Au sommet du piton rocheux de l'Ile de la Mort, un groupe de Chevaliers Noirs, de retour du corps principal de l'île, porte des nouvelles qui ne semblent pas du goût de Sciron, lequel peste en frappant violemment l'un des accoudoirs de pierre de son trône, désormais réduit à l'état de cailloux. Non loin de lui, Garrick jette un œil dans le ciel, vers le soleil qui ne devrait plus tarder à se coucher, comme si son incertitude vis-à-vis du comportement de Sciron le poussait à rapidement espérer que cette journée s'achève.

- Je maudis tous les Chevaliers d'Athéna ! rugit le Seigneur Noir. Qu'ils viennent ici alors ! Nous allons leur montrer de quel bois sont faits les véritables Chevaliers Noirs ! Rassemblez tout le monde !

En très peu de temps, des hordes de jeunes guerriers, pour la plupart vêtus d'une sombre armure ont rejoint leur chef, lequel les stimule avant la bataille qu'il sait proche.

- Cinq Chevaliers d'Athéna progressent en direction de notre base ! Il n'est pas question qu'un seul d'entre eux s'en sorte vivant. La Gardienne est pratiquement morte, son pantin est hors d'état de nuire et le Chevalier Phénix est tombé, les autres ne peuvent représenter une véritable menace pour nous. Préparez-vous à les massacrer tous !
- Hum… l'interrompt Garrick ne masquant pas son inquiétude grandissante. Je crains fort que vous n'ayez plus le temps de vous préparer davantage. Ils arrivent… Par la Brume Matinale !

Tandis que le Chevalier du Petit Renard organise sa défense personnelle pour ne pas prendre le moindre risque dans le combat à venir, des dizaines de Chevaliers Noirs se sont retournés pour voir les cinq Cosmos en train de franchir le pont de cordes et de bois à une vitesse prodigieuse. Bientôt, cinq Chevaliers de Bronze, côte à côte, leur font face. De droite à gauche : Néo, Issa, Shin, Sven et Vicky.

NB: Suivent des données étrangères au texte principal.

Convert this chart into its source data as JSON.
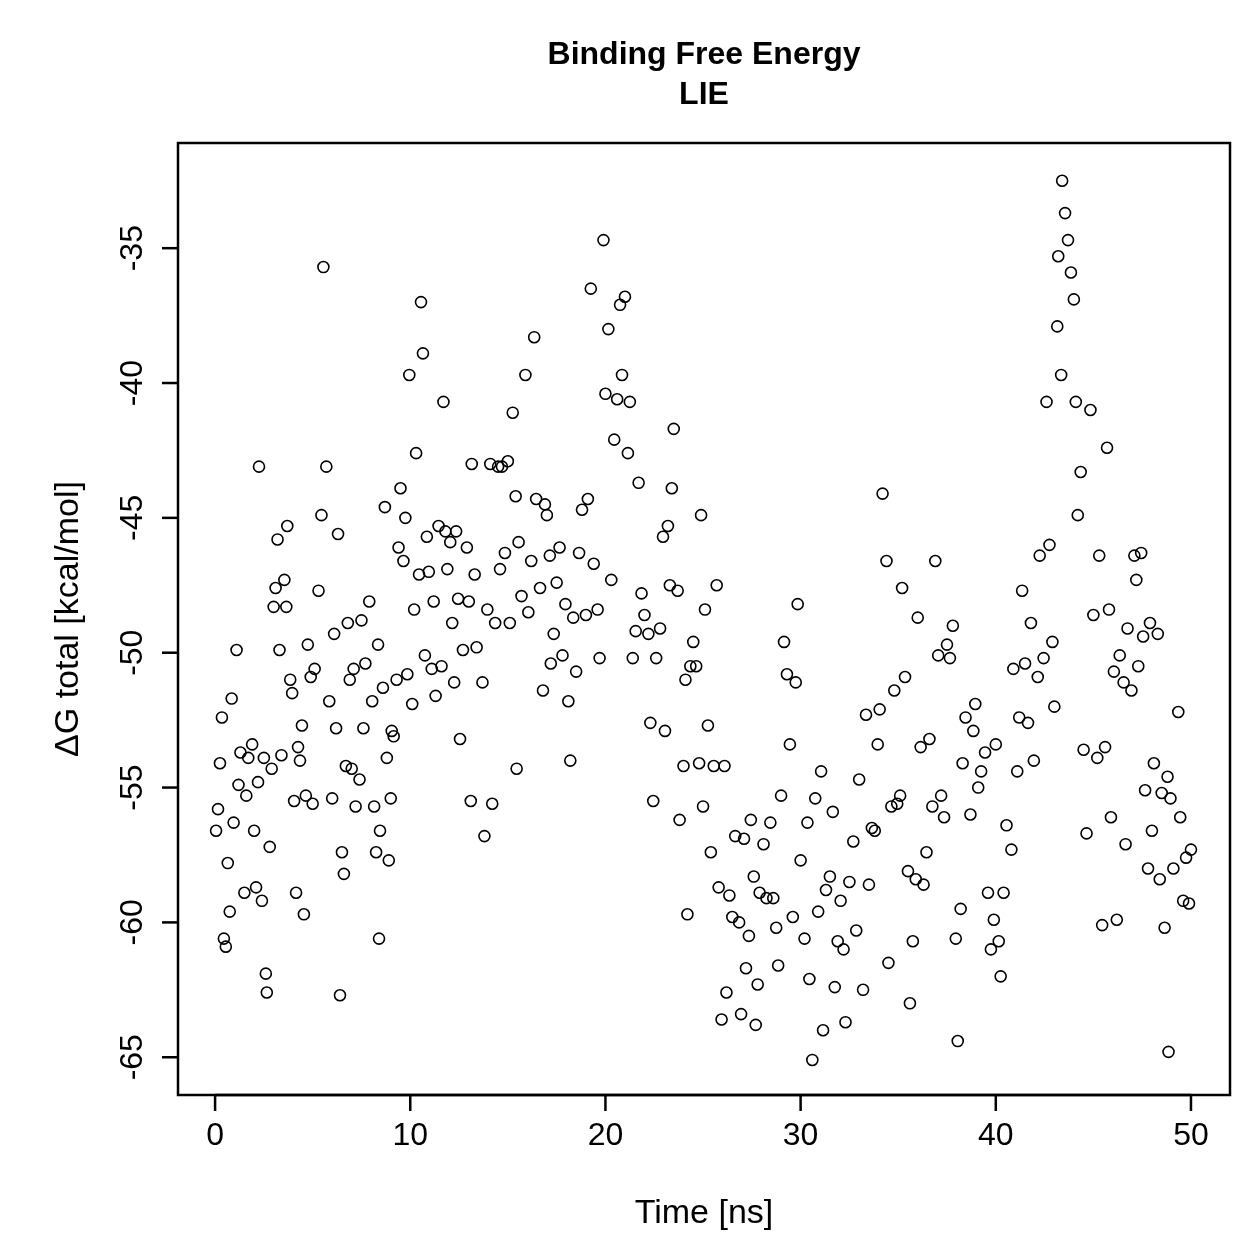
{
  "chart_data": {
    "type": "scatter",
    "title": "Binding Free Energy\nLIE",
    "xlabel": "Time [ns]",
    "ylabel": "ΔG total [kcal/mol]",
    "marker": "circle",
    "color": "#000000",
    "grid": false,
    "xlim": [
      -1.9,
      52
    ],
    "ylim": [
      -66.4,
      -31.1
    ],
    "xticks": [
      0,
      10,
      20,
      30,
      40,
      50
    ],
    "yticks": [
      -35,
      -40,
      -45,
      -50,
      -55,
      -60,
      -65
    ],
    "x": [
      0.05,
      0.15,
      0.25,
      0.35,
      0.45,
      0.55,
      0.65,
      0.75,
      0.85,
      0.95,
      1.1,
      1.2,
      1.3,
      1.5,
      1.6,
      1.7,
      1.9,
      2.0,
      2.1,
      2.2,
      2.25,
      2.4,
      2.5,
      2.6,
      2.65,
      2.8,
      2.9,
      3.0,
      3.1,
      3.2,
      3.3,
      3.4,
      3.55,
      3.65,
      3.7,
      3.85,
      3.95,
      4.05,
      4.15,
      4.25,
      4.35,
      4.45,
      4.55,
      4.65,
      4.75,
      4.9,
      5.0,
      5.1,
      5.3,
      5.45,
      5.55,
      5.7,
      5.85,
      6.0,
      6.1,
      6.2,
      6.3,
      6.4,
      6.5,
      6.6,
      6.7,
      6.8,
      6.9,
      7.0,
      7.1,
      7.2,
      7.4,
      7.5,
      7.6,
      7.7,
      7.9,
      8.05,
      8.15,
      8.25,
      8.35,
      8.4,
      8.45,
      8.6,
      8.7,
      8.8,
      8.9,
      9.0,
      9.05,
      9.15,
      9.3,
      9.4,
      9.5,
      9.65,
      9.75,
      9.85,
      9.95,
      10.1,
      10.2,
      10.3,
      10.45,
      10.55,
      10.65,
      10.75,
      10.85,
      10.95,
      11.1,
      11.2,
      11.3,
      11.45,
      11.6,
      11.7,
      11.8,
      11.9,
      12.05,
      12.15,
      12.25,
      12.35,
      12.45,
      12.55,
      12.7,
      12.9,
      13.0,
      13.1,
      13.15,
      13.3,
      13.4,
      13.7,
      13.8,
      13.95,
      14.1,
      14.2,
      14.35,
      14.5,
      14.6,
      14.7,
      14.85,
      15.0,
      15.1,
      15.25,
      15.4,
      15.45,
      15.55,
      15.7,
      15.9,
      16.05,
      16.2,
      16.35,
      16.45,
      16.65,
      16.8,
      16.9,
      17.0,
      17.15,
      17.2,
      17.35,
      17.5,
      17.65,
      17.8,
      17.95,
      18.1,
      18.2,
      18.35,
      18.5,
      18.65,
      18.8,
      19.0,
      19.1,
      19.25,
      19.4,
      19.6,
      19.7,
      19.9,
      20.0,
      20.15,
      20.3,
      20.45,
      20.6,
      20.75,
      20.85,
      21.0,
      21.15,
      21.25,
      21.4,
      21.55,
      21.7,
      21.85,
      22.0,
      22.2,
      22.3,
      22.45,
      22.6,
      22.8,
      22.95,
      23.05,
      23.2,
      23.3,
      23.4,
      23.5,
      23.7,
      23.8,
      24.0,
      24.1,
      24.2,
      24.35,
      24.5,
      24.65,
      24.8,
      24.9,
      25.0,
      25.1,
      25.25,
      25.4,
      25.55,
      25.7,
      25.8,
      25.95,
      26.1,
      26.2,
      26.35,
      26.5,
      26.65,
      26.85,
      26.95,
      27.1,
      27.2,
      27.35,
      27.45,
      27.6,
      27.7,
      27.8,
      27.9,
      28.1,
      28.25,
      28.45,
      28.6,
      28.75,
      28.85,
      29.0,
      29.15,
      29.3,
      29.45,
      29.6,
      29.75,
      29.85,
      30.0,
      30.2,
      30.35,
      30.45,
      30.6,
      30.75,
      30.9,
      31.05,
      31.15,
      31.3,
      31.5,
      31.65,
      31.75,
      31.9,
      32.05,
      32.2,
      32.3,
      32.5,
      32.7,
      32.85,
      33.0,
      33.2,
      33.35,
      33.5,
      33.65,
      33.8,
      33.95,
      34.05,
      34.2,
      34.4,
      34.5,
      34.65,
      34.8,
      34.95,
      35.1,
      35.2,
      35.35,
      35.5,
      35.6,
      35.75,
      35.9,
      36.0,
      36.15,
      36.3,
      36.45,
      36.6,
      36.75,
      36.9,
      37.05,
      37.2,
      37.35,
      37.5,
      37.65,
      37.8,
      37.95,
      38.05,
      38.2,
      38.3,
      38.45,
      38.7,
      38.85,
      38.95,
      39.1,
      39.25,
      39.45,
      39.6,
      39.75,
      39.9,
      40.0,
      40.15,
      40.25,
      40.4,
      40.55,
      40.8,
      40.9,
      41.1,
      41.2,
      41.35,
      41.5,
      41.65,
      41.8,
      41.95,
      42.15,
      42.25,
      42.45,
      42.6,
      42.75,
      42.9,
      43.0,
      43.15,
      43.2,
      43.35,
      43.4,
      43.55,
      43.7,
      43.85,
      44.0,
      44.1,
      44.2,
      44.35,
      44.5,
      44.65,
      44.85,
      45.0,
      45.2,
      45.3,
      45.45,
      45.6,
      45.7,
      45.8,
      45.9,
      46.05,
      46.2,
      46.35,
      46.55,
      46.65,
      46.75,
      46.95,
      47.1,
      47.2,
      47.3,
      47.45,
      47.55,
      47.65,
      47.8,
      47.9,
      48.0,
      48.1,
      48.3,
      48.4,
      48.5,
      48.65,
      48.8,
      48.85,
      48.95,
      49.1,
      49.35,
      49.45,
      49.6,
      49.75,
      49.9,
      50.0
    ],
    "values": [
      -56.6,
      -55.8,
      -54.1,
      -52.4,
      -60.6,
      -60.9,
      -57.8,
      -59.6,
      -51.7,
      -56.3,
      -49.9,
      -54.9,
      -53.7,
      -58.9,
      -55.3,
      -53.9,
      -53.4,
      -56.6,
      -58.7,
      -54.8,
      -43.1,
      -59.2,
      -53.9,
      -61.9,
      -62.6,
      -57.2,
      -54.3,
      -48.3,
      -47.6,
      -45.8,
      -49.9,
      -53.8,
      -47.3,
      -48.3,
      -45.3,
      -51.0,
      -51.5,
      -55.5,
      -58.9,
      -53.5,
      -54.0,
      -52.7,
      -59.7,
      -55.3,
      -49.7,
      -50.9,
      -55.6,
      -50.6,
      -47.7,
      -44.9,
      -35.7,
      -43.1,
      -51.8,
      -55.4,
      -49.3,
      -52.8,
      -45.6,
      -62.7,
      -57.4,
      -58.2,
      -54.2,
      -48.9,
      -51.0,
      -54.3,
      -50.6,
      -55.7,
      -54.7,
      -48.8,
      -52.8,
      -50.4,
      -48.1,
      -51.8,
      -55.7,
      -57.4,
      -49.7,
      -60.6,
      -56.6,
      -51.3,
      -44.6,
      -53.9,
      -57.7,
      -55.4,
      -52.9,
      -53.1,
      -51.0,
      -46.1,
      -43.9,
      -46.6,
      -45.0,
      -50.8,
      -39.7,
      -51.9,
      -48.4,
      -42.6,
      -47.1,
      -37.0,
      -38.9,
      -50.1,
      -45.7,
      -47.0,
      -50.6,
      -48.1,
      -51.6,
      -45.3,
      -50.5,
      -40.7,
      -45.5,
      -46.9,
      -45.9,
      -48.9,
      -51.1,
      -45.5,
      -48.0,
      -53.2,
      -49.9,
      -46.1,
      -48.1,
      -55.5,
      -43.0,
      -47.1,
      -49.8,
      -51.1,
      -56.8,
      -48.4,
      -43.0,
      -55.6,
      -48.9,
      -43.1,
      -46.9,
      -43.1,
      -46.3,
      -42.9,
      -48.9,
      -41.1,
      -44.2,
      -54.3,
      -45.9,
      -47.9,
      -39.7,
      -48.5,
      -46.6,
      -38.3,
      -44.3,
      -47.6,
      -51.4,
      -44.5,
      -44.9,
      -46.4,
      -50.4,
      -49.3,
      -47.4,
      -46.1,
      -50.1,
      -48.2,
      -51.8,
      -54.0,
      -48.7,
      -50.7,
      -46.3,
      -44.7,
      -48.6,
      -44.3,
      -36.5,
      -46.7,
      -48.4,
      -50.2,
      -34.7,
      -40.4,
      -38.0,
      -47.3,
      -42.1,
      -40.6,
      -37.1,
      -39.7,
      -36.8,
      -42.6,
      -40.7,
      -50.2,
      -49.2,
      -43.7,
      -47.8,
      -48.6,
      -49.3,
      -52.6,
      -55.5,
      -50.2,
      -49.1,
      -45.7,
      -52.9,
      -45.3,
      -47.5,
      -43.9,
      -41.7,
      -47.7,
      -56.2,
      -54.2,
      -51.0,
      -59.7,
      -50.5,
      -49.6,
      -50.5,
      -54.1,
      -44.9,
      -55.7,
      -48.4,
      -52.7,
      -57.4,
      -54.2,
      -47.5,
      -58.7,
      -63.6,
      -54.2,
      -62.6,
      -59.0,
      -59.8,
      -56.8,
      -60.0,
      -63.4,
      -56.9,
      -61.7,
      -60.5,
      -56.2,
      -58.3,
      -63.8,
      -62.3,
      -58.9,
      -57.1,
      -59.1,
      -56.3,
      -59.1,
      -60.2,
      -61.6,
      -55.3,
      -49.6,
      -50.8,
      -53.4,
      -59.8,
      -51.1,
      -48.2,
      -57.7,
      -60.6,
      -56.3,
      -62.1,
      -65.1,
      -55.4,
      -59.6,
      -54.4,
      -64.0,
      -58.8,
      -58.3,
      -55.9,
      -62.4,
      -60.7,
      -59.2,
      -61.0,
      -63.7,
      -58.5,
      -57.0,
      -60.3,
      -54.7,
      -62.5,
      -52.3,
      -58.6,
      -56.5,
      -56.6,
      -53.4,
      -52.1,
      -44.1,
      -46.6,
      -61.5,
      -55.7,
      -51.4,
      -55.6,
      -55.3,
      -47.6,
      -50.9,
      -58.1,
      -63.0,
      -60.7,
      -58.4,
      -48.7,
      -53.5,
      -58.6,
      -57.4,
      -53.2,
      -55.7,
      -46.6,
      -50.1,
      -55.3,
      -56.1,
      -49.7,
      -50.2,
      -49.0,
      -60.6,
      -64.4,
      -59.5,
      -54.1,
      -52.4,
      -56.0,
      -52.9,
      -51.9,
      -55.0,
      -54.4,
      -53.7,
      -58.9,
      -61.0,
      -59.9,
      -53.4,
      -60.7,
      -62.0,
      -58.9,
      -56.4,
      -57.3,
      -50.6,
      -54.4,
      -52.4,
      -47.7,
      -50.4,
      -52.6,
      -48.9,
      -54.0,
      -50.9,
      -46.4,
      -50.2,
      -40.7,
      -46.0,
      -49.6,
      -52.0,
      -37.9,
      -35.3,
      -39.7,
      -32.5,
      -33.7,
      -34.7,
      -35.9,
      -36.9,
      -40.7,
      -44.9,
      -43.3,
      -53.6,
      -56.7,
      -41.0,
      -48.6,
      -53.9,
      -46.4,
      -60.1,
      -53.5,
      -42.4,
      -48.4,
      -56.1,
      -50.7,
      -59.9,
      -50.1,
      -51.1,
      -57.1,
      -49.1,
      -51.4,
      -46.4,
      -47.3,
      -50.5,
      -46.3,
      -49.4,
      -55.1,
      -58.0,
      -48.9,
      -56.6,
      -54.1,
      -49.3,
      -58.4,
      -55.2,
      -60.2,
      -54.6,
      -64.8,
      -55.4,
      -58.0,
      -52.2,
      -56.1,
      -59.2,
      -57.6,
      -59.3,
      -57.3
    ]
  }
}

- Chevaliers Noirs ! crie Néo. Je me doute que je perds mon temps mais je persiste à vouloir essayer de vous accorder un espoir : libérer Cassandra sur-le-champ ou vous mourrez !
- Vous n'avez pas l'ombre d'une chance, poursuit Vicky. Sans la brume mystique et contre plusieurs Chevaliers réunis, vous ne pouvez pas réussir là où les vôtres ont échoué quand ils étaient confrontés à un seul d'entre nous.
- Abrutis que vous êtes ! beugle un Sciron qui se protège derrière un rempart de sbires. Nous sommes beaucoup plus nombreux que vous !
- D'après ce qu'Hassadan nous a dit, reprend Shin, vous étiez également très nombreux contre lui seul, et combien d'entre vous ne sont pas revenus de la tour ?
- CHARGEZ ! ordonne alors le Seigneur Noir.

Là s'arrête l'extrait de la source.